Виже-Лебрен – ученица Давида, французская аристократка, а Перов – художник, который решил сразу страдать всеми страданиями мира. Надо сказать, что художник сознательно страдать за человечество не может. Если он страдает, как страдал за это Шекспир, то это одно дело. А если как русские передвижники, то это совсем другое, потому что они искренни, искренни настолько, что для них это кончилось весьма трагически. Они искренне заблуждались, искренне стояли на ложных позициях. Это была искренняя ложность, потому что им пришла в голову мысль, которая потом необычайно упрочилась и укрепилась: что кто-то за кого-то может решать, что для него будет хорошо. Они взяли на себя ответственность за все человечество сразу. Они так видели свою миссию. А мы почему-то должны встать по этому поводу перед ними на колени и провозгласить их самыми великими живописцами, потому что они, как поет Высоцкий, «всей скорбью скорбят мировою». Это опасная была ситуация, но она была искренняя. А наказанием за ложь (и это было очень страшное наказание) стал отказ от таланта. Перов был человек фантастически талантливый. Его портрет Достоевского поражает глубиной, мыслью, эмоцией. Но Перов и другие передвижники специально отказались от цвета, они специально отказались от целого ряда проблем в жизни. Им на живопись было наплевать, им нужно, чтобы просто все стояли и плакали. Им надо было выжать слезу, коленкой наступить и выдавить.
Это весьма опасная позиция, которая и искусство-то завела в тупик. Мы до сих пор и думаем, что в искусстве главное – что изображено, а не как оно изображено.
С передвижников и начинается проблема функции искусства. Раньше художник писал-писал и не знал, какую мировую функцию он выполняет, в каком смысле он отвечает за мир. Веласкес писал и писал, по заказу Филиппа IV, и даже не знал, что он что-то для мира делает. Ему бы сказать, он глаза бы вытаращил. А оказалось, что делает. А передвижники думали, что делают, а оказалось, что нет.
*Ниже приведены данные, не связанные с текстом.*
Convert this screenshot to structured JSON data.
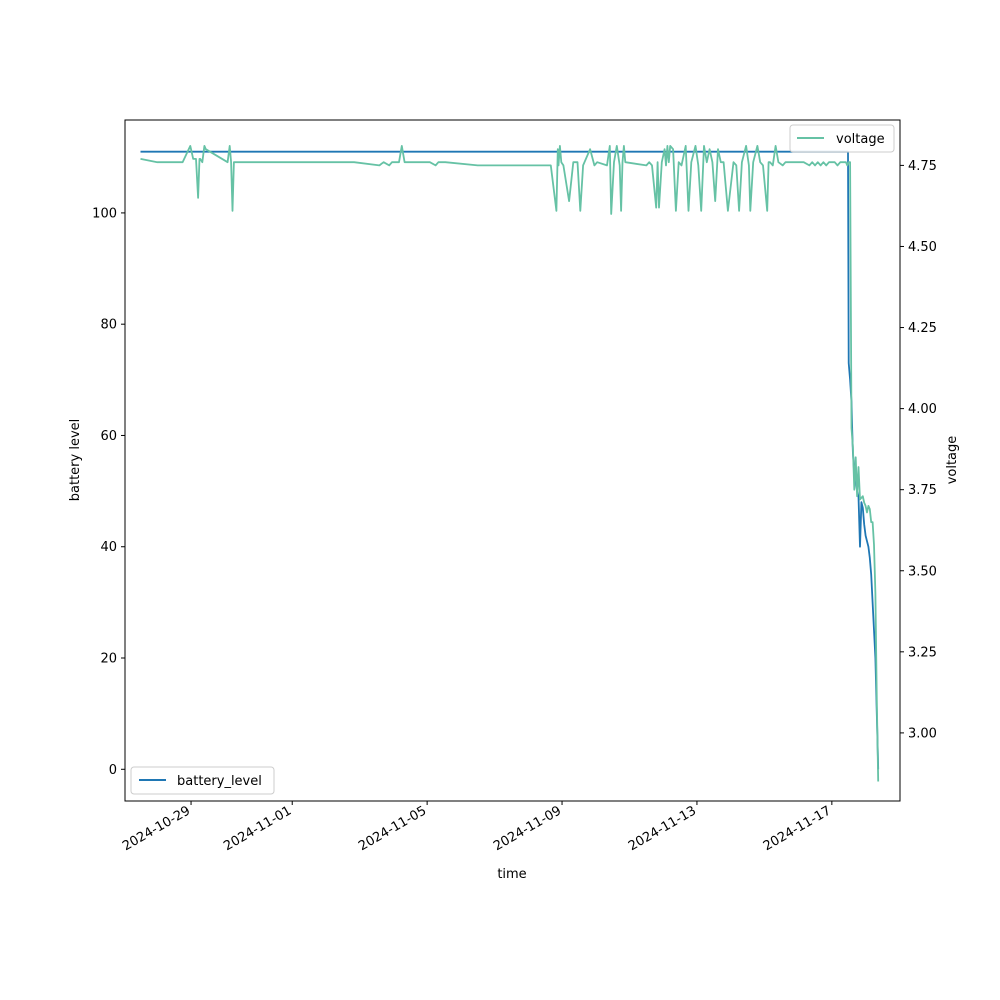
{
  "chart_data": {
    "type": "line",
    "title": "",
    "xlabel": "time",
    "ylabel_left": "battery level",
    "ylabel_right": "voltage",
    "x_type": "date",
    "xlim": [
      "2024-10-27T01:00",
      "2024-11-19T00:30"
    ],
    "x_ticks": [
      "2024-10-29",
      "2024-11-01",
      "2024-11-05",
      "2024-11-09",
      "2024-11-13",
      "2024-11-17"
    ],
    "ylim_left": [
      -5.7,
      116.7
    ],
    "ylim_right": [
      2.79,
      4.89
    ],
    "y_ticks_left": [
      0,
      20,
      40,
      60,
      80,
      100
    ],
    "y_ticks_right": [
      3.0,
      3.25,
      3.5,
      3.75,
      4.0,
      4.25,
      4.5,
      4.75
    ],
    "y_tick_labels_right": [
      "3.00",
      "3.25",
      "3.50",
      "3.75",
      "4.00",
      "4.25",
      "4.50",
      "4.75"
    ],
    "grid": false,
    "colors": {
      "battery_level": "#1f77b4",
      "voltage": "#66c2a5"
    },
    "series": [
      {
        "name": "battery_level",
        "axis": "left",
        "legend_position": "lower-left",
        "x": [
          "2024-10-27T12:00",
          "2024-11-17T11:30",
          "2024-11-17T12:00",
          "2024-11-17T13:00",
          "2024-11-17T14:00",
          "2024-11-17T14:30",
          "2024-11-17T15:00",
          "2024-11-17T15:30",
          "2024-11-17T16:00",
          "2024-11-17T17:00",
          "2024-11-17T18:00",
          "2024-11-17T19:00",
          "2024-11-17T20:00",
          "2024-11-17T21:00",
          "2024-11-17T22:00",
          "2024-11-17T23:00",
          "2024-11-18T00:00",
          "2024-11-18T01:00",
          "2024-11-18T02:00",
          "2024-11-18T03:00",
          "2024-11-18T04:00",
          "2024-11-18T05:00",
          "2024-11-18T06:00",
          "2024-11-18T07:00",
          "2024-11-18T08:00",
          "2024-11-18T08:40",
          "2024-11-18T09:00"
        ],
        "values": [
          111,
          111,
          73,
          70,
          66,
          61,
          57,
          55,
          53,
          52,
          50,
          49,
          40,
          48,
          47,
          44,
          42,
          41,
          40,
          38,
          35,
          30,
          25,
          20,
          10,
          3,
          0
        ]
      },
      {
        "name": "voltage",
        "axis": "right",
        "legend_position": "upper-right",
        "x": [
          "2024-10-27T12:00",
          "2024-10-28T00:00",
          "2024-10-28T18:00",
          "2024-10-28T23:30",
          "2024-10-29T01:30",
          "2024-10-29T03:30",
          "2024-10-29T05:00",
          "2024-10-29T06:00",
          "2024-10-29T06:30",
          "2024-10-29T08:00",
          "2024-10-29T09:30",
          "2024-10-29T10:30",
          "2024-10-30T02:00",
          "2024-10-30T03:30",
          "2024-10-30T04:30",
          "2024-10-30T05:30",
          "2024-10-30T06:30",
          "2024-10-30T08:00",
          "2024-11-02T18:00",
          "2024-11-02T20:00",
          "2024-11-03T14:00",
          "2024-11-03T17:00",
          "2024-11-03T21:00",
          "2024-11-03T23:00",
          "2024-11-04T02:00",
          "2024-11-04T04:00",
          "2024-11-04T06:00",
          "2024-11-04T08:00",
          "2024-11-04T23:00",
          "2024-11-05T02:00",
          "2024-11-05T06:00",
          "2024-11-05T08:00",
          "2024-11-05T13:00",
          "2024-11-06T12:00",
          "2024-11-06T18:00",
          "2024-11-08T16:00",
          "2024-11-08T20:00",
          "2024-11-08T21:00",
          "2024-11-08T21:30",
          "2024-11-08T22:30",
          "2024-11-08T23:30",
          "2024-11-09T01:00",
          "2024-11-09T05:00",
          "2024-11-09T08:00",
          "2024-11-09T11:00",
          "2024-11-09T13:00",
          "2024-11-09T15:00",
          "2024-11-09T20:00",
          "2024-11-09T23:00",
          "2024-11-10T01:00",
          "2024-11-10T08:00",
          "2024-11-10T10:00",
          "2024-11-10T11:00",
          "2024-11-10T13:00",
          "2024-11-10T15:00",
          "2024-11-10T17:00",
          "2024-11-10T18:00",
          "2024-11-10T19:00",
          "2024-11-10T20:00",
          "2024-11-10T21:00",
          "2024-11-11T12:00",
          "2024-11-11T14:00",
          "2024-11-11T16:00",
          "2024-11-11T19:00",
          "2024-11-11T20:00",
          "2024-11-11T21:00",
          "2024-11-11T23:00",
          "2024-11-12T01:00",
          "2024-11-12T02:00",
          "2024-11-12T03:00",
          "2024-11-12T04:00",
          "2024-11-12T05:00",
          "2024-11-12T07:00",
          "2024-11-12T09:00",
          "2024-11-12T11:00",
          "2024-11-12T13:00",
          "2024-11-12T16:00",
          "2024-11-12T18:00",
          "2024-11-12T20:00",
          "2024-11-12T23:00",
          "2024-11-13T01:00",
          "2024-11-13T03:00",
          "2024-11-13T05:00",
          "2024-11-13T07:00",
          "2024-11-13T09:00",
          "2024-11-13T11:00",
          "2024-11-13T13:00",
          "2024-11-13T15:00",
          "2024-11-13T17:00",
          "2024-11-13T19:00",
          "2024-11-13T22:00",
          "2024-11-14T02:00",
          "2024-11-14T04:00",
          "2024-11-14T06:00",
          "2024-11-14T08:00",
          "2024-11-14T11:00",
          "2024-11-14T13:00",
          "2024-11-14T14:00",
          "2024-11-14T16:00",
          "2024-11-14T19:00",
          "2024-11-14T21:00",
          "2024-11-14T23:00",
          "2024-11-15T02:00",
          "2024-11-15T03:00",
          "2024-11-15T04:00",
          "2024-11-15T06:00",
          "2024-11-15T08:00",
          "2024-11-15T10:00",
          "2024-11-15T13:00",
          "2024-11-15T15:00",
          "2024-11-15T17:00",
          "2024-11-16T00:00",
          "2024-11-16T04:00",
          "2024-11-16T08:00",
          "2024-11-16T10:00",
          "2024-11-16T12:00",
          "2024-11-16T14:00",
          "2024-11-16T16:00",
          "2024-11-16T18:00",
          "2024-11-16T20:00",
          "2024-11-16T22:00",
          "2024-11-17T00:00",
          "2024-11-17T02:00",
          "2024-11-17T04:00",
          "2024-11-17T06:00",
          "2024-11-17T08:00",
          "2024-11-17T10:00",
          "2024-11-17T11:00",
          "2024-11-17T12:00",
          "2024-11-17T13:00",
          "2024-11-17T14:00",
          "2024-11-17T15:00",
          "2024-11-17T16:00",
          "2024-11-17T17:00",
          "2024-11-17T18:00",
          "2024-11-17T19:00",
          "2024-11-17T20:00",
          "2024-11-17T22:00",
          "2024-11-17T23:00",
          "2024-11-18T00:00",
          "2024-11-18T01:00",
          "2024-11-18T02:00",
          "2024-11-18T03:00",
          "2024-11-18T04:00",
          "2024-11-18T05:00",
          "2024-11-18T06:00",
          "2024-11-18T07:00",
          "2024-11-18T08:00",
          "2024-11-18T09:00"
        ],
        "values": [
          4.77,
          4.76,
          4.76,
          4.81,
          4.77,
          4.77,
          4.65,
          4.77,
          4.77,
          4.76,
          4.81,
          4.8,
          4.76,
          4.81,
          4.76,
          4.61,
          4.76,
          4.76,
          4.76,
          4.76,
          4.75,
          4.76,
          4.75,
          4.76,
          4.76,
          4.76,
          4.81,
          4.76,
          4.76,
          4.76,
          4.75,
          4.76,
          4.76,
          4.75,
          4.75,
          4.75,
          4.61,
          4.8,
          4.75,
          4.81,
          4.76,
          4.75,
          4.64,
          4.76,
          4.76,
          4.61,
          4.75,
          4.8,
          4.75,
          4.76,
          4.75,
          4.81,
          4.6,
          4.76,
          4.81,
          4.75,
          4.61,
          4.76,
          4.81,
          4.76,
          4.75,
          4.76,
          4.75,
          4.62,
          4.76,
          4.62,
          4.76,
          4.8,
          4.75,
          4.81,
          4.76,
          4.81,
          4.8,
          4.61,
          4.76,
          4.75,
          4.81,
          4.61,
          4.76,
          4.81,
          4.75,
          4.61,
          4.81,
          4.76,
          4.8,
          4.76,
          4.64,
          4.8,
          4.76,
          4.76,
          4.61,
          4.76,
          4.75,
          4.61,
          4.76,
          4.81,
          4.75,
          4.61,
          4.76,
          4.81,
          4.76,
          4.75,
          4.61,
          4.76,
          4.76,
          4.75,
          4.81,
          4.76,
          4.75,
          4.76,
          4.76,
          4.76,
          4.76,
          4.75,
          4.76,
          4.75,
          4.76,
          4.75,
          4.76,
          4.75,
          4.76,
          4.76,
          4.76,
          4.75,
          4.76,
          4.76,
          4.76,
          4.75,
          4.76,
          4.76,
          3.94,
          3.88,
          3.75,
          3.85,
          3.73,
          3.82,
          3.72,
          3.73,
          3.71,
          3.7,
          3.68,
          3.7,
          3.69,
          3.65,
          3.65,
          3.58,
          3.43,
          3.1,
          2.85
        ]
      }
    ]
  }
}
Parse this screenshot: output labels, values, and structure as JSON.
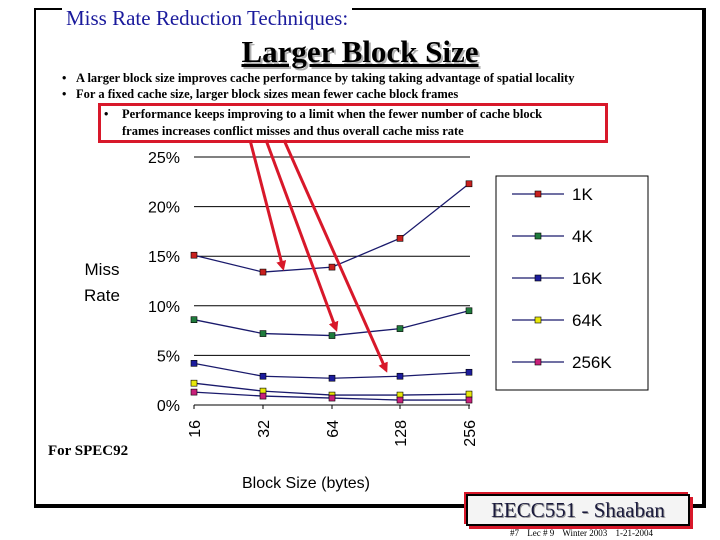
{
  "slide": {
    "top_title": "Miss Rate Reduction Techniques:",
    "main_title": "Larger Block Size",
    "bullets": [
      "A larger block size improves cache performance by taking taking advantage of spatial locality",
      "For a fixed cache size, larger block sizes mean fewer cache block frames"
    ],
    "sub_bullet_lines": [
      "Performance keeps improving to a limit  when  the fewer number of cache block",
      "frames increases conflict misses and thus overall cache miss rate"
    ],
    "spec_label": "For SPEC92",
    "footer_title": "EECC551 - Shaaban",
    "footer_meta": [
      "#7",
      "Lec # 9",
      "Winter 2003",
      "1-21-2004"
    ]
  },
  "colors": {
    "title_blue": "#1a1a9c",
    "highlight_red": "#d8182a"
  },
  "chart_data": {
    "type": "line",
    "x": [
      "16",
      "32",
      "64",
      "128",
      "256"
    ],
    "xlabel": "Block Size (bytes)",
    "ylabel_lines": [
      "Miss",
      "Rate"
    ],
    "yticks": [
      "0%",
      "5%",
      "10%",
      "15%",
      "20%",
      "25%"
    ],
    "ylim": [
      0,
      25
    ],
    "legend_position": "right",
    "series": [
      {
        "name": "1K",
        "color": "#c8201e",
        "values": [
          15.1,
          13.4,
          13.9,
          16.8,
          22.3
        ]
      },
      {
        "name": "4K",
        "color": "#1f7a3c",
        "values": [
          8.6,
          7.2,
          7.0,
          7.7,
          9.5
        ]
      },
      {
        "name": "16K",
        "color": "#1c1c9c",
        "values": [
          4.2,
          2.9,
          2.7,
          2.9,
          3.3
        ]
      },
      {
        "name": "64K",
        "color": "#e8e80a",
        "values": [
          2.2,
          1.4,
          1.0,
          1.0,
          1.1
        ]
      },
      {
        "name": "256K",
        "color": "#c8207a",
        "values": [
          1.3,
          0.9,
          0.7,
          0.5,
          0.5
        ]
      }
    ]
  }
}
Так что тут решить этот вопрос трудно.
Так или иначе, передвижничество есть явление очень интересное и в русском, и в мировом искусстве. Это становление новой определенной художественной системы, которую надо рассматривать не прямолинейно, люблю – не люблю, классика – не классика, а в сложной проекции, в которой она выступает и в которой она приносит благие и бедовые плоды.
Но детская тема здесь решается так же, как и у Виже-Лебрен, а не с той точки, с которой подходит Перов. Она решается как объединение детей со взрослыми через эмоционально-социальное состояние.
Художники полагали, что у русского интеллигента (причем не просто русского интеллигента, а русского интеллигента, принадлежащего к той же самой среде, что и приятели и приятельницы Виже-Лебрен), стоящего перед этой картиной, вот-вот пробудится совесть. А кто, собственно, видел эти картины? Представьте себе, какое количество людей в то время видело эти картины. Перов писал, Третьяков покупал, а сколько человек смотрело? Столько же, сколько и Виже-Лебрен. И даже меньшее количество их смотрело, потому что когда выставлялись Давид и его школа, то во Франции уже были приняты художественные салоны с посещением, а в России такого не было. Эрмитаж был не государственным собранием, а императорским, Третьяков основывает свою галерею в 1850-х годах. Надо понимать, что это сейчас много народу ходит и смотрит на эти картины, а когда они писались, то не были достоянием всех. Они были достоянием таких же людей, как сам Перов.